Menu
Libération
Réversibilité

Comment transformer des bureaux en logements, en hôtels, en ce qu'on veut... (sans peine)

Trop de bureaux, pas assez de logements: les constructeurs réfléchissent sur de malins systèmes de construction permettant des transformations d'usage plus efficaces et moins ruineuses qu'aujourd'hui.
A Toulouse en août 2011. (Photo Pascal Pavani. AFP)
publié le 11 janvier 2016 à 14h59

C'est un classique de la vie des villes: les logements manquent tandis que les bureaux vacants s'accumulent. Un classique tellement absurde qu'il paraît logique de fabriquer des logements pleins à partir de bureaux vides. Sauf que… c'est cher et compliqué. Les immeubles haussmanniens, qui avaient été conçus pour loger les familles bourgeoises du XIXe siècle et hébergent aujourd'hui des cabinets d'avocats, peuvent revenir vers leur première destination sans trop de difficultés. Mais pour les bureaux des années 70 ou 80, c'est une autre chanson.

Déjà obsolètes comme lieux de travail, généralement passoires thermiques, ils coûtent les yeux de la tête à transformer. Le promoteur Altaréa-Cogedim a fait cette expérience avec une grande tour à Courbevoie, Sky, et n’a pas caché que cela n’avait pas été simple. Ce type de réalisation relève davantage du prototype que de la solution. Que faire alors?

Avec le parc existant, les marges de manœuvre sont faibles et les aménageurs ou les municipalités ne peuvent agir qu’au cas par cas. Ce n’est pas en reconvertissant de vieux bureaux que l’on résoudra la crise du logement. En revanche, les immeubles à construire peuvent se révéler prometteurs si leur transformation ultérieure est prévue dès la conception. Vinci Construction France a mis au point un système qui ménage l’avenir, avec le cabinet d’architecure Canal et le spécialiste de la planification des espaces Génie des lieux.

Philippe Robart, directeur ingénierie et innovation chez Vinci Construction France, explique que la démarche est partie de questions multiples. D'une réflexion «sur la mutabilité de la ville», autrement dit sa capacité à se reconstruire sur elle-même. Mais aussi d'une interrogation sur les bureaux, «sur la façon dont on vit dans ces espaces. La proposition la plus courante, remarque-t-il, est un grand plateau en open space qui est source de fatigue». S'ajoute à cela «un noyau central sombre et des salariés à leurs bureaux près des fenêtres. Le code du travail prévoit que les salles de réunion peuvent être aveugles car le salarié n'est pas supposé y passer plus de deux heures par jour. Mais si l'on travaille de plus en plus sur un mode collaboratif, il est difficile de dire que les salariés ne vont être en réunion que deux heures par jour et qu'il n'est pas grave que le lieu ne bénéficie pas d'éclairement naturel.
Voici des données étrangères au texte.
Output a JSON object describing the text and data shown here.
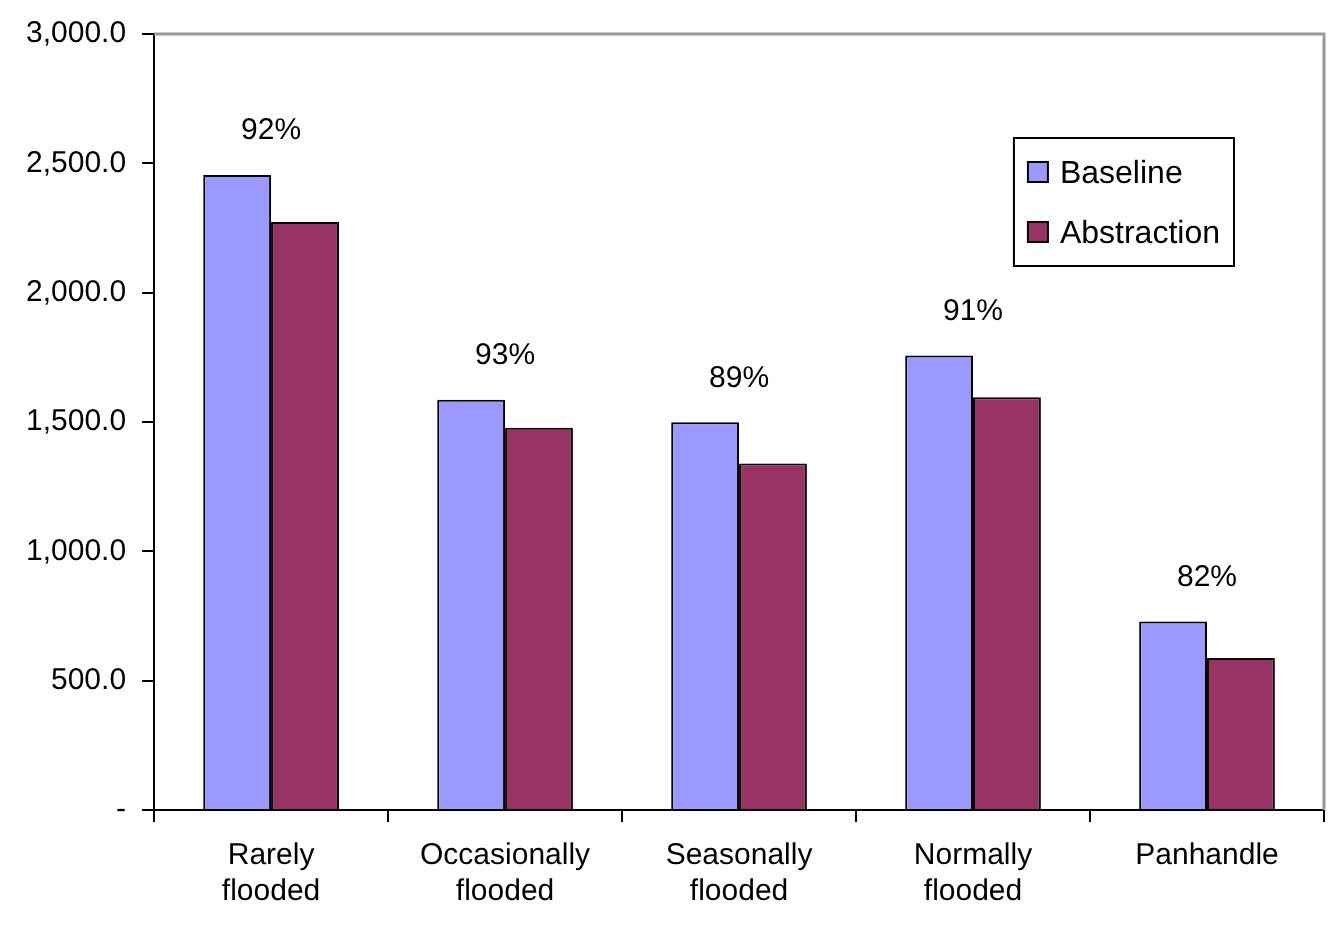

Enfin, si l'on veut faire des logements plus tard, le noyau central ne marche pas du tout. Il nous gêne en bureaux comme en logements».

Noyau central

Les intérêts des salariés et ceux des futurs habitants peuvent ainsi converger. A condition que les investisseurs immobiliers, profession un rien conservatrice, acceptent d’abandonner leurs habitudes, dont celle du noyau central. Pouvoir transformer des locaux est pourtant dans leur intérêt, car il est économiquement plus intéressant d’y placer de nouveaux usagers que de les conserver vides et de n’encaisser aucune recette. La réversibilité peut être un moyen de limiter les effets des cycles de l’immobilier qui provoquent régulièrement des stocks de bureaux vides tandis que dans les zones tendues, ce sont les logements qui manquent.

En outre, la flexibilité est un bon calcul. Elle oblige à abandonner les faux plafonds qui diminuent la hauteur des pièces. Elle gagne des surfaces en supprimant le noyau central (voir la vidéo). «Au total, conclut Philippe Robart, il y a plus d'économies que de surcoût. Et le jour où l'on veut changer l'usage du bâtiment, le gain est considérable.»

Les villes commencent à regarder avec intérêt ce type d’approche pour les immeubles neufs. Car même si elles s’offrent volontiers des reconversions de bâtiments industriels en splendides équipements culturels, celle des vieux bureaux en logements d’aujourd’hui reste une rareté.